For college students, sleep is rarely a priority.
And on Friday, about 70 students at the College will put their insomniac mettle to the test during WIRED, a 24-hour theater festival in which students write, rehearse and perform six original plays.
The event culminates in a performance of all six plays on Saturday at 8 p.m. in the Travers-Wolfe main lounge.
This year, WIRED is sponsored by three campus organizations: All College Theatre (ACT), Inter-Greek Council (IGC) and ink. Each organization is represented by an arbiter, who casts his or her vote for best overall play, best writing in a play and best acting in a play.
This year’s arbiters are James Van Strander, junior philosophy major representing ACT, Bethany Allinder, senior English major representing ink, and Gabe Alonso, junior business administration/marketing major representing IGC.
If WIRED sounds unique for this area, that’s because it is. “We are the only people in New Jersey to be doing anything like this,” Allinder said.

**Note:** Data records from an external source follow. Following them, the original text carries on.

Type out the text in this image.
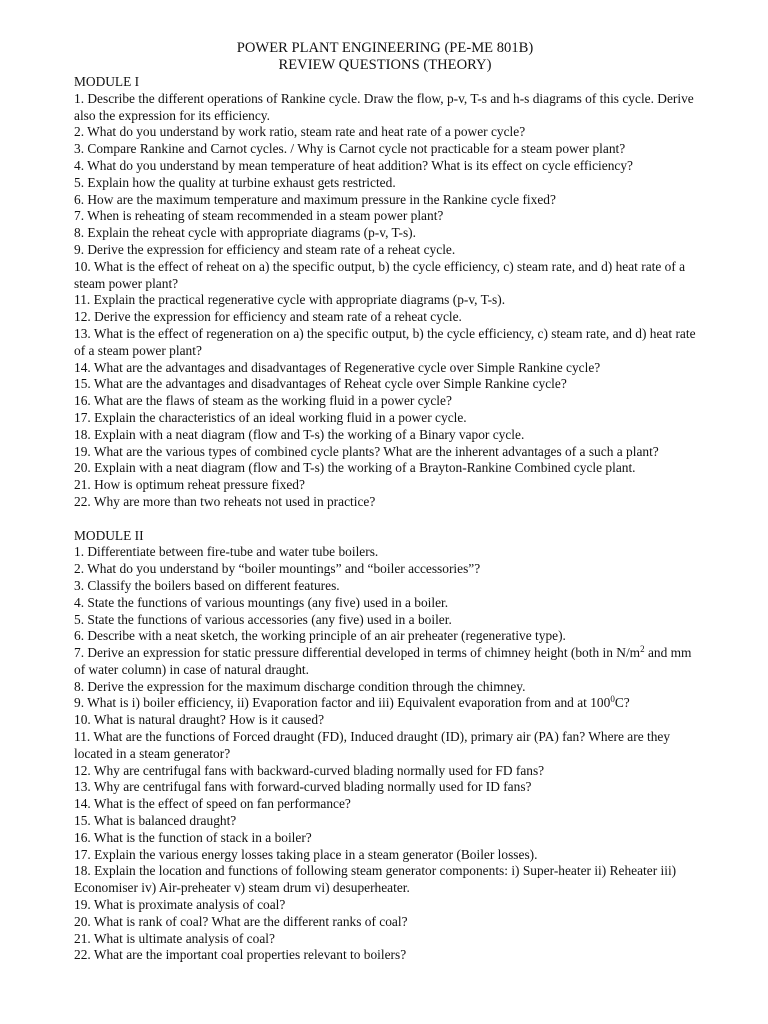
POWER PLANT ENGINEERING (PE-ME 801B)
REVIEW QUESTIONS (THEORY)
MODULE I
1. Describe the different operations of Rankine cycle. Draw the flow, p-v, T-s and h-s diagrams of this cycle. Derive also the expression for its efficiency.
2. What do you understand by work ratio, steam rate and heat rate of a power cycle?
3. Compare Rankine and Carnot cycles. / Why is Carnot cycle not practicable for a steam power plant?
4. What do you understand by mean temperature of heat addition? What is its effect on cycle efficiency?
5. Explain how the quality at turbine exhaust gets restricted.
6. How are the maximum temperature and maximum pressure in the Rankine cycle fixed?
7. When is reheating of steam recommended in a steam power plant?
8. Explain the reheat cycle with appropriate diagrams (p-v, T-s).
9. Derive the expression for efficiency and steam rate of a reheat cycle.
10. What is the effect of reheat on a) the specific output, b) the cycle efficiency, c) steam rate, and d) heat rate of a steam power plant?
11. Explain the practical regenerative cycle with appropriate diagrams (p-v, T-s).
12. Derive the expression for efficiency and steam rate of a reheat cycle.
13. What is the effect of regeneration on a) the specific output, b) the cycle efficiency, c) steam rate, and d) heat rate of a steam power plant?
14. What are the advantages and disadvantages of Regenerative cycle over Simple Rankine cycle?
15. What are the advantages and disadvantages of Reheat cycle over Simple Rankine cycle?
16. What are the flaws of steam as the working fluid in a power cycle?
17. Explain the characteristics of an ideal working fluid in a power cycle.
18. Explain with a neat diagram (flow and T-s) the working of a Binary vapor cycle.
19. What are the various types of combined cycle plants? What are the inherent advantages of a such a plant?
20. Explain with a neat diagram (flow and T-s) the working of a Brayton-Rankine Combined cycle plant.
21. How is optimum reheat pressure fixed?
22. Why are more than two reheats not used in practice?
MODULE II
1. Differentiate between fire-tube and water tube boilers.
2. What do you understand by “boiler mountings” and “boiler accessories”?
3. Classify the boilers based on different features.
4. State the functions of various mountings (any five) used in a boiler.
5. State the functions of various accessories (any five) used in a boiler.
6. Describe with a neat sketch, the working principle of an air preheater (regenerative type).
7. Derive an expression for static pressure differential developed in terms of chimney height (both in $N/m^2$ and mm of water column) in case of natural draught.
8. Derive the expression for the maximum discharge condition through the chimney.
9. What is i) boiler efficiency, ii) Evaporation factor and iii) Equivalent evaporation from and at $100^0C$?
10. What is natural draught? How is it caused?
11. What are the functions of Forced draught (FD), Induced draught (ID), primary air (PA) fan? Where are they located in a steam generator?
12. Why are centrifugal fans with backward-curved blading normally used for FD fans?
13. Why are centrifugal fans with forward-curved blading normally used for ID fans?
14. What is the effect of speed on fan performance?
15. What is balanced draught?
16. What is the function of stack in a boiler?
17. Explain the various energy losses taking place in a steam generator (Boiler losses).
18. Explain the location and functions of following steam generator components: i) Super-heater ii) Reheater iii) Economiser iv) Air-preheater v) steam drum vi) desuperheater.
19. What is proximate analysis of coal?
20. What is rank of coal? What are the different ranks of coal?
21. What is ultimate analysis of coal?
22. What are the important coal properties relevant to boilers?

WIRED first appeared at the College in March 2004, and has been performed annually ever since. This year, close to 40 actors, 12 playwrights, six directors and six production assistants are expected to participate.
While applications for actors, directors and playwrights were due on Sunday, there is still a need for production assistants.

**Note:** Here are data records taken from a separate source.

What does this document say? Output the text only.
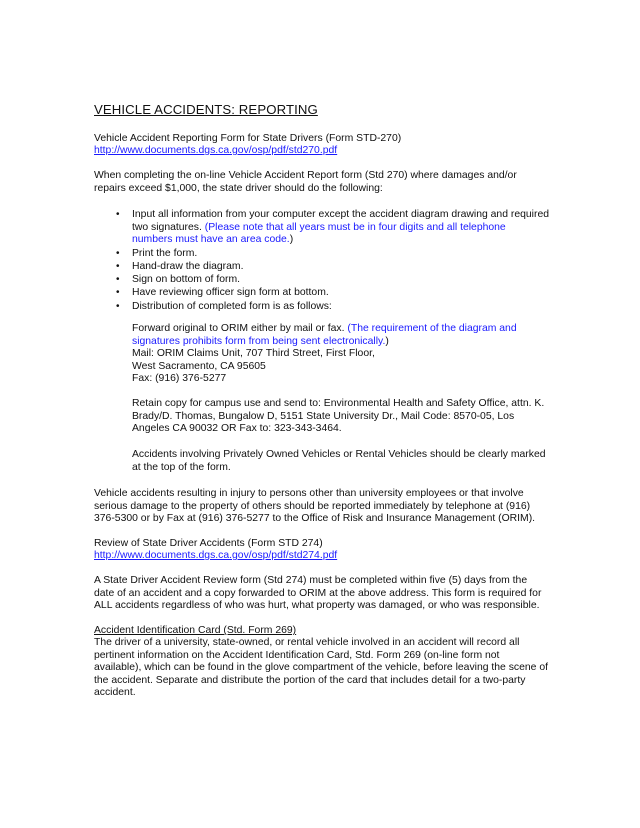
VEHICLE ACCIDENTS: REPORTING

Vehicle Accident Reporting Form for State Drivers (Form STD-270)

http://www.documents.dgs.ca.gov/osp/pdf/std270.pdf

When completing the on-line Vehicle Accident Report form (Std 270) where damages and/or repairs exceed $1,000, the state driver should do the following:

• Input all information from your computer except the accident diagram drawing and required two signatures. (Please note that all years must be in four digits and all telephone numbers must have an area code.)
• Print the form.
• Hand-draw the diagram.
• Sign on bottom of form.
• Have reviewing officer sign form at bottom.
• Distribution of completed form is as follows:

Forward original to ORIM either by mail or fax. (The requirement of the diagram and signatures prohibits form from being sent electronically.)

Mail: ORIM Claims Unit, 707 Third Street, First Floor,

West Sacramento, CA 95605

Fax: (916) 376-5277

Retain copy for campus use and send to: Environmental Health and Safety Office, attn. K. Brady/D. Thomas, Bungalow D, 5151 State University Dr., Mail Code: 8570-05, Los Angeles CA 90032 OR Fax to: 323-343-3464.

Accidents involving Privately Owned Vehicles or Rental Vehicles should be clearly marked at the top of the form.

Vehicle accidents resulting in injury to persons other than university employees or that involve serious damage to the property of others should be reported immediately by telephone at (916) 376-5300 or by Fax at (916) 376-5277 to the Office of Risk and Insurance Management (ORIM).

Review of State Driver Accidents (Form STD 274)

http://www.documents.dgs.ca.gov/osp/pdf/std274.pdf

A State Driver Accident Review form (Std 274) must be completed within five (5) days from the date of an accident and a copy forwarded to ORIM at the above address. This form is required for ALL accidents regardless of who was hurt, what property was damaged, or who was responsible.

Accident Identification Card (Std. Form 269)

The driver of a university, state-owned, or rental vehicle involved in an accident will record all pertinent information on the Accident Identification Card, Std. Form 269 (on-line form not available), which can be found in the glove compartment of the vehicle, before leaving the scene of the accident. Separate and distribute the portion of the card that includes detail for a two-party accident.
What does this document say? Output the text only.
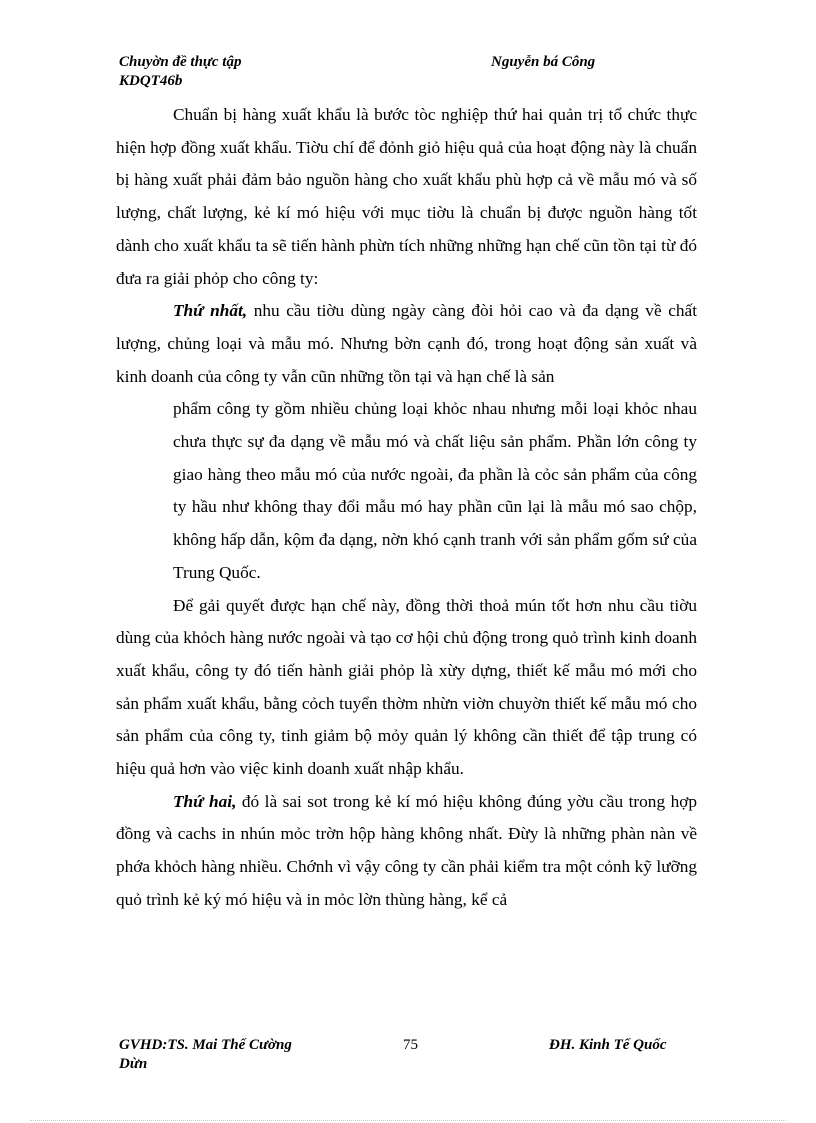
Chuyờn đề thực tập
KDQT46b
Nguyễn bá Công

Chuẩn bị hàng xuất khẩu là bước tòc nghiệp thứ hai quản trị tổ chức thực hiện hợp đồng xuất khẩu. Tiờu chí để đỏnh giỏ hiệu quả của hoạt động này là chuẩn bị hàng xuất phải đảm bảo nguồn hàng cho xuất khẩu phù hợp cả về mẫu mó và số lượng, chất lượng, kẻ kí mó hiệu với mục tiờu là chuẩn bị được nguồn hàng tốt dành cho xuất khẩu ta sẽ tiến hành phừn tích những những hạn chế cũn tồn tại từ đó đưa ra giải phỏp cho công ty:

Thứ nhất, nhu cầu tiờu dùng ngày càng đòi hỏi cao và đa dạng về chất lượng, chủng loại và mẫu mó. Nhưng bờn cạnh đó, trong hoạt động sản xuất và kinh doanh của công ty vẫn cũn những tồn tại và hạn chế là sản

phẩm công ty gồm nhiều chủng loại khỏc nhau nhưng mỗi loại khỏc nhau chưa thực sự đa dạng về mẫu mó và chất liệu sản phẩm. Phần lớn công ty giao hàng theo mẫu mó của nước ngoài, đa phần là cỏc sản phẩm của công ty hầu như không thay đổi mẫu mó hay phần cũn lại là mẫu mó sao chộp, không hấp dẫn, kộm đa dạng, nờn khó cạnh tranh với sản phẩm gốm sứ của Trung Quốc.

Để gải quyết được hạn chế này, đồng thời thoả mún tốt hơn nhu cầu tiờu dùng của khỏch hàng nước ngoài và tạo cơ hội chủ động trong quỏ trình kinh doanh xuất khẩu, công ty đó tiến hành giải phỏp là xừy dựng, thiết kế mẫu mó mới cho sản phẩm xuất khẩu, bằng cỏch tuyển thờm nhừn viờn chuyờn thiết kế mẫu mó cho sản phẩm của công ty, tinh giảm bộ mỏy quản lý không cần thiết để tập trung có hiệu quả hơn vào việc kinh doanh xuất nhập khẩu.

Thứ hai, đó là sai sot trong kẻ kí mó hiệu không đúng yờu cầu trong hợp đồng và cachs in nhún mỏc trờn hộp hàng không nhất. Đừy là những phàn nàn về phớa khỏch hàng nhiều. Chớnh vì vậy công ty cần phải kiểm tra một cỏnh kỹ lưỡng quỏ trình kẻ ký mó hiệu và in mỏc lờn thùng hàng, kể cả

GVHD:TS. Mai Thế Cường
Dừn
75	ĐH. Kinh Tế Quốc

“We can’t have enough,” Allinder said. “And there is no prior experience necessary.”
Even with no prerequisite experience, an impending deadline, few resources and no sleep, WIRED has managed to produce many high-quality productions.
“You’d be surprised at the quality of the writing that comes out of this,” Allinder said. “Entire plays come from $30 worth of props.”

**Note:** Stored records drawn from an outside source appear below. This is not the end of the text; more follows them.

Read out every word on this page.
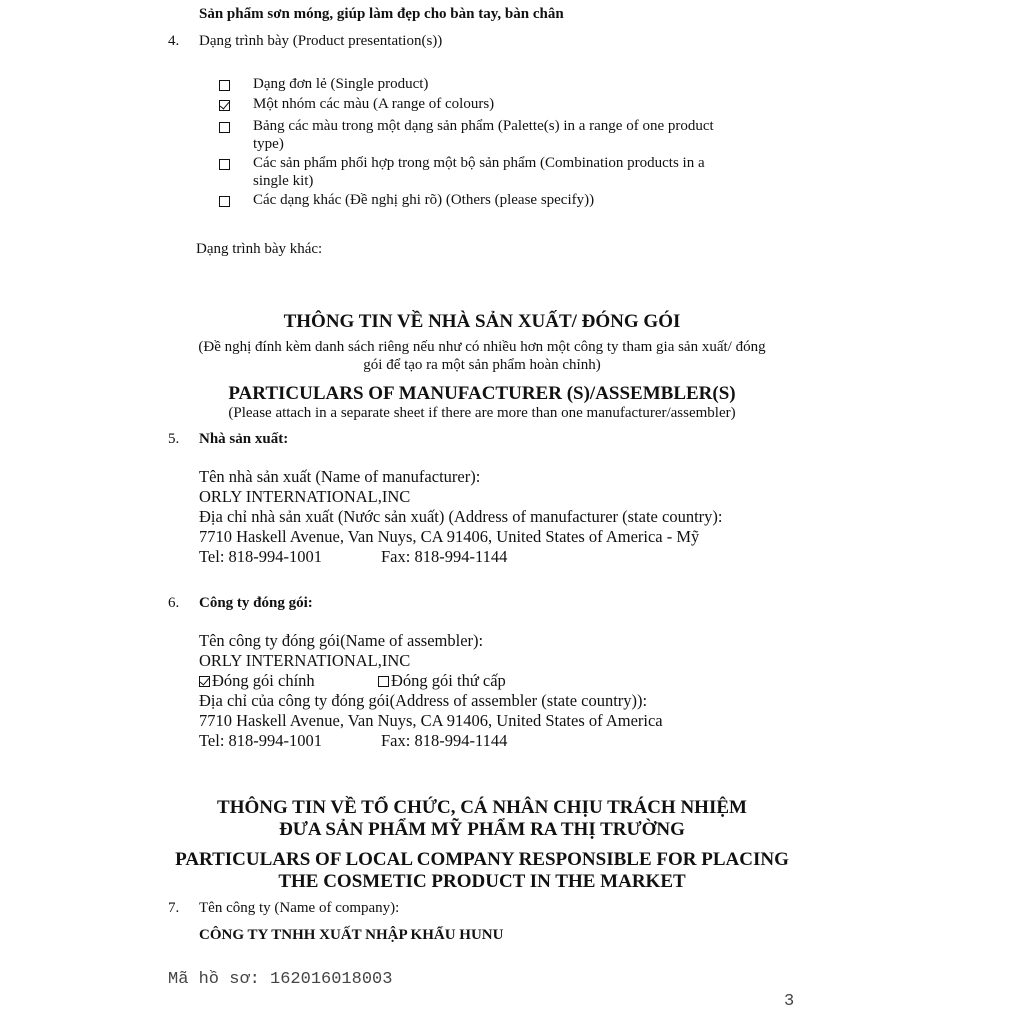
Sản phẩm sơn móng, giúp làm đẹp cho bàn tay, bàn chân
4. Dạng trình bày (Product presentation(s))
Dạng đơn lẻ (Single product)
Một nhóm các màu (A range of colours)
Bảng các màu trong một dạng sản phẩm (Palette(s) in a range of one product
type)
Các sản phẩm phối hợp trong một bộ sản phẩm (Combination products in a
single kit)
Các dạng khác (Đề nghị ghi rõ) (Others (please specify))
Dạng trình bày khác:
THÔNG TIN VỀ NHÀ SẢN XUẤT/ ĐÓNG GÓI
(Đề nghị đính kèm danh sách riêng nếu như có nhiều hơn một công ty tham gia sản xuất/ đóng
gói để tạo ra một sản phẩm hoàn chỉnh)
PARTICULARS OF MANUFACTURER (S)/ASSEMBLER(S)
(Please attach in a separate sheet if there are more than one manufacturer/assembler)
5. Nhà sản xuất:
Tên nhà sản xuất (Name of manufacturer):
ORLY INTERNATIONAL,INC
Địa chỉ nhà sản xuất (Nước sản xuất) (Address of manufacturer (state country):
7710 Haskell Avenue, Van Nuys, CA 91406, United States of America - Mỹ
Tel: 818-994-1001	Fax: 818-994-1144
6. Công ty đóng gói:
Tên công ty đóng gói(Name of assembler):
ORLY INTERNATIONAL,INC
Đóng gói chính	Đóng gói thứ cấp
Địa chỉ của công ty đóng gói(Address of assembler (state country)):
7710 Haskell Avenue, Van Nuys, CA 91406, United States of America
Tel: 818-994-1001	Fax: 818-994-1144
THÔNG TIN VỀ TỔ CHỨC, CÁ NHÂN CHỊU TRÁCH NHIỆM
ĐƯA SẢN PHẨM MỸ PHẨM RA THỊ TRƯỜNG
PARTICULARS OF LOCAL COMPANY RESPONSIBLE FOR PLACING
THE COSMETIC PRODUCT IN THE MARKET
7. Tên công ty (Name of company):
CÔNG TY TNHH XUẤT NHẬP KHẨU HUNU
Mã hồ sơ: 162016018003
3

With many students still settling into the swing of the new semester, it is easy to question the timing of the event. But the start of the semester is one of the few times students at the College are not bogged down with homework and other events.
“Let’s face it, January is a dead month,” Allinder said. “It’s perfect because WIRED requires so much sustained energy.”
Though WIRED is a lot of work in a very short amount of time, the experience is worth it for its participants.
“The amazing randomness of the whole 24 hours,” Allinder said. “It is an experience like none other.”